Unfortunately, Reff’s lack of proximity to a medical center isn’t unique for those living in rural Minnesota.
“I represent one of the most rural isolated districts in the state. We have hospitals in Grand Marais, Cook, and Big Fork. All of those facilities are critical access facilities that provide care for these rural communities, and all of them are facing challenges,” said Senator Grant Hauschild (D - Hermantown).
Hauschild represents Minnesota’s 3rd District, which stretches from just north of Duluth to the international border.
Hauschild acknowledged there’s a long way to go before rural healthcare is on the same level as it is in the city.
Still, certain investments made in St. Paul this year were an attempt to tackle the issue.
“One of them was for a medical database purchase for our critical access hospitals in the Northland. It would help them connect with some of these regional hospital systems to provide patient information and care and increase the quality that they provide,” said Hauschild.
Other initiatives involved staffing and funding for critical care.
“[There’s] an apprenticeship program for CNAs and medical staff, to try to recruit them to rural areas, and a grant program for that, and then the third was a grant to our critical access hospitals and clinics to help provide them funding that they need in order to continue to operate and stay open,” Hauschild said.
The rural healthcare gap is a problem even hospital executives are aware of, and while they can’t do much in the way of physical care without a building and staff to operate it, they’re working on new ways to bring care to outstate patients.

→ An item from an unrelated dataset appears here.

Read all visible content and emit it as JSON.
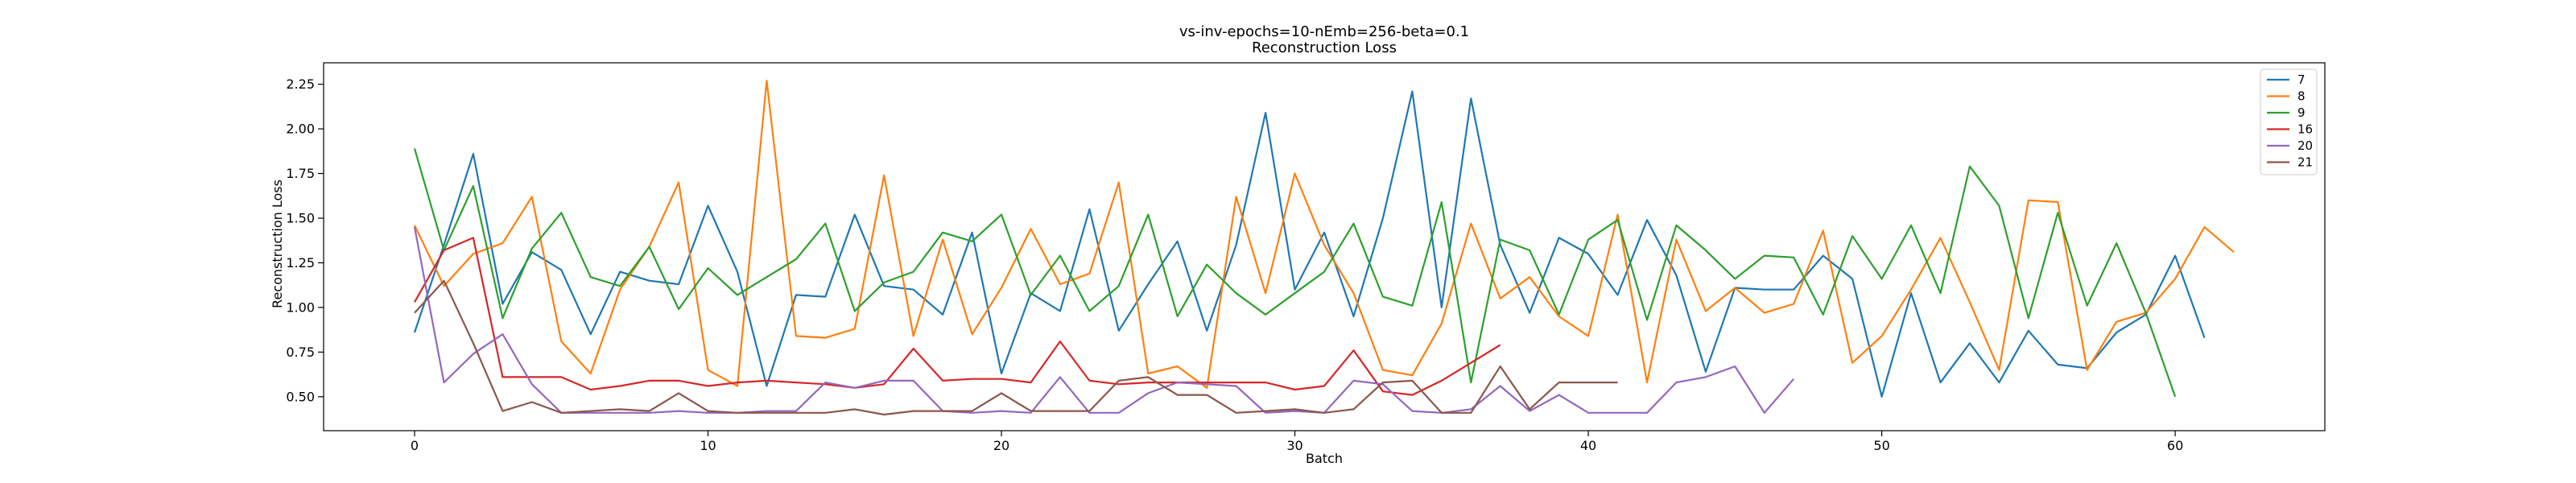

“We know it’s really hard for patients to drive, say from International Falls,” said Dr. Bill Heegaard, President of Essentia Health’s East Market, “If we can provide that care by telehealth and telemedicine, we’re going to do it that way, because it’s better for patients, and it gives them better access.”
All sides involved know the current solutions are band-aids to a much larger wound, but there appears to be motivation to close the gap even further during next year’s legislative session.

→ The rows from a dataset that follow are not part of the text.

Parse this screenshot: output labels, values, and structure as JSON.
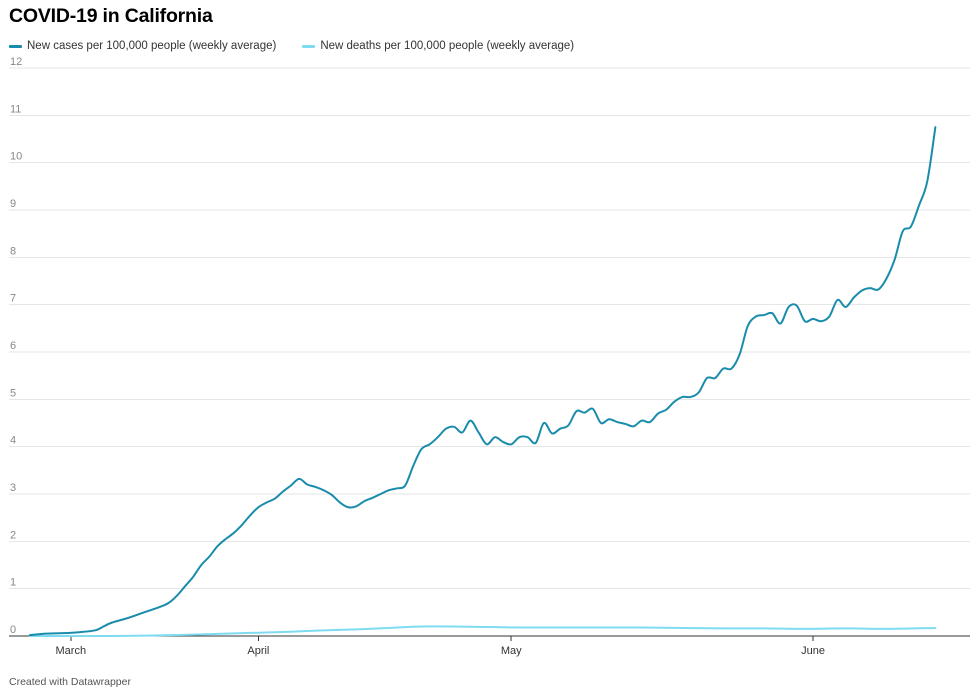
{
  "chart_data": {
    "type": "line",
    "title": "COVID-19 in California",
    "xlabel": "",
    "ylabel": "",
    "ylim": [
      0,
      12
    ],
    "yticks": [
      "0",
      "1",
      "2",
      "3",
      "4",
      "5",
      "6",
      "7",
      "8",
      "9",
      "10",
      "11",
      "12"
    ],
    "x_range_days": [
      0,
      115
    ],
    "xticks": [
      {
        "label": "March",
        "day": 5
      },
      {
        "label": "April",
        "day": 28
      },
      {
        "label": "May",
        "day": 59
      },
      {
        "label": "June",
        "day": 96
      }
    ],
    "series": [
      {
        "name": "New cases per 100,000 people (weekly average)",
        "color": "#1a8cab",
        "points": [
          [
            0,
            0.02
          ],
          [
            2,
            0.05
          ],
          [
            4,
            0.06
          ],
          [
            6,
            0.08
          ],
          [
            8,
            0.12
          ],
          [
            9,
            0.2
          ],
          [
            10,
            0.28
          ],
          [
            12,
            0.38
          ],
          [
            14,
            0.5
          ],
          [
            16,
            0.62
          ],
          [
            17,
            0.7
          ],
          [
            18,
            0.85
          ],
          [
            19,
            1.05
          ],
          [
            20,
            1.25
          ],
          [
            21,
            1.5
          ],
          [
            22,
            1.68
          ],
          [
            23,
            1.9
          ],
          [
            24,
            2.05
          ],
          [
            25,
            2.18
          ],
          [
            26,
            2.35
          ],
          [
            27,
            2.55
          ],
          [
            28,
            2.72
          ],
          [
            29,
            2.82
          ],
          [
            30,
            2.9
          ],
          [
            31,
            3.05
          ],
          [
            32,
            3.18
          ],
          [
            33,
            3.32
          ],
          [
            34,
            3.2
          ],
          [
            35,
            3.15
          ],
          [
            36,
            3.08
          ],
          [
            37,
            2.98
          ],
          [
            38,
            2.82
          ],
          [
            39,
            2.72
          ],
          [
            40,
            2.74
          ],
          [
            41,
            2.85
          ],
          [
            42,
            2.92
          ],
          [
            43,
            3.0
          ],
          [
            44,
            3.08
          ],
          [
            45,
            3.12
          ],
          [
            46,
            3.18
          ],
          [
            47,
            3.6
          ],
          [
            48,
            3.95
          ],
          [
            49,
            4.05
          ],
          [
            50,
            4.2
          ],
          [
            51,
            4.38
          ],
          [
            52,
            4.42
          ],
          [
            53,
            4.3
          ],
          [
            54,
            4.55
          ],
          [
            55,
            4.3
          ],
          [
            56,
            4.05
          ],
          [
            57,
            4.2
          ],
          [
            58,
            4.1
          ],
          [
            59,
            4.05
          ],
          [
            60,
            4.2
          ],
          [
            61,
            4.2
          ],
          [
            62,
            4.08
          ],
          [
            63,
            4.5
          ],
          [
            64,
            4.28
          ],
          [
            65,
            4.38
          ],
          [
            66,
            4.45
          ],
          [
            67,
            4.75
          ],
          [
            68,
            4.72
          ],
          [
            69,
            4.8
          ],
          [
            70,
            4.5
          ],
          [
            71,
            4.58
          ],
          [
            72,
            4.52
          ],
          [
            73,
            4.48
          ],
          [
            74,
            4.43
          ],
          [
            75,
            4.55
          ],
          [
            76,
            4.52
          ],
          [
            77,
            4.7
          ],
          [
            78,
            4.78
          ],
          [
            79,
            4.95
          ],
          [
            80,
            5.05
          ],
          [
            81,
            5.05
          ],
          [
            82,
            5.15
          ],
          [
            83,
            5.45
          ],
          [
            84,
            5.45
          ],
          [
            85,
            5.65
          ],
          [
            86,
            5.65
          ],
          [
            87,
            5.95
          ],
          [
            88,
            6.55
          ],
          [
            89,
            6.75
          ],
          [
            90,
            6.78
          ],
          [
            91,
            6.82
          ],
          [
            92,
            6.6
          ],
          [
            93,
            6.95
          ],
          [
            94,
            6.98
          ],
          [
            95,
            6.65
          ],
          [
            96,
            6.7
          ],
          [
            97,
            6.65
          ],
          [
            98,
            6.75
          ],
          [
            99,
            7.1
          ],
          [
            100,
            6.95
          ],
          [
            101,
            7.15
          ],
          [
            102,
            7.3
          ],
          [
            103,
            7.35
          ],
          [
            104,
            7.32
          ],
          [
            105,
            7.55
          ],
          [
            106,
            7.95
          ],
          [
            107,
            8.55
          ],
          [
            108,
            8.65
          ],
          [
            109,
            9.1
          ],
          [
            110,
            9.6
          ],
          [
            111,
            10.75
          ]
        ]
      },
      {
        "name": "New deaths per 100,000 people (weekly average)",
        "color": "#7fdcf0",
        "points": [
          [
            0,
            0.0
          ],
          [
            5,
            0.0
          ],
          [
            10,
            0.0
          ],
          [
            15,
            0.01
          ],
          [
            18,
            0.02
          ],
          [
            20,
            0.03
          ],
          [
            24,
            0.05
          ],
          [
            28,
            0.07
          ],
          [
            32,
            0.09
          ],
          [
            36,
            0.12
          ],
          [
            40,
            0.14
          ],
          [
            44,
            0.17
          ],
          [
            48,
            0.2
          ],
          [
            52,
            0.2
          ],
          [
            56,
            0.19
          ],
          [
            60,
            0.18
          ],
          [
            65,
            0.18
          ],
          [
            70,
            0.18
          ],
          [
            75,
            0.18
          ],
          [
            80,
            0.17
          ],
          [
            85,
            0.16
          ],
          [
            90,
            0.16
          ],
          [
            95,
            0.15
          ],
          [
            100,
            0.16
          ],
          [
            105,
            0.15
          ],
          [
            111,
            0.17
          ]
        ]
      }
    ]
  },
  "footer": {
    "credit": "Created with Datawrapper"
  }
}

“I am working with the Democrats on this because obviously, they have the power now, but I’m all in on some way to help with this rural issue,” said Representative Roger Skraba (R - Ely).
“We have some of the best hospitals in the world in our state, some of the longest-living people in Minnesota, but there are always ways that we can target where we need resources most, which is often in our rural communities. We’d find bipartisan support for that,” said Hauschild.
While the northern parts of the state await more thorough healthcare options, Reff remains patient and optimistic about her own outlook.
“You’ve got to look on the brighter side of things. I mean, I’m not dead,” she said, “I’m still here, still living and breathing and taking care of my children.”
Reff said close friendships like the one she has with Alverson are keeping her going.
“Jana is like a sister to me and always will be. I mean, I’ve got her, she knows I do,” said Alverson.
“She’s literally been my rock. Like anything I need. She’s a godsend really,” said Reff.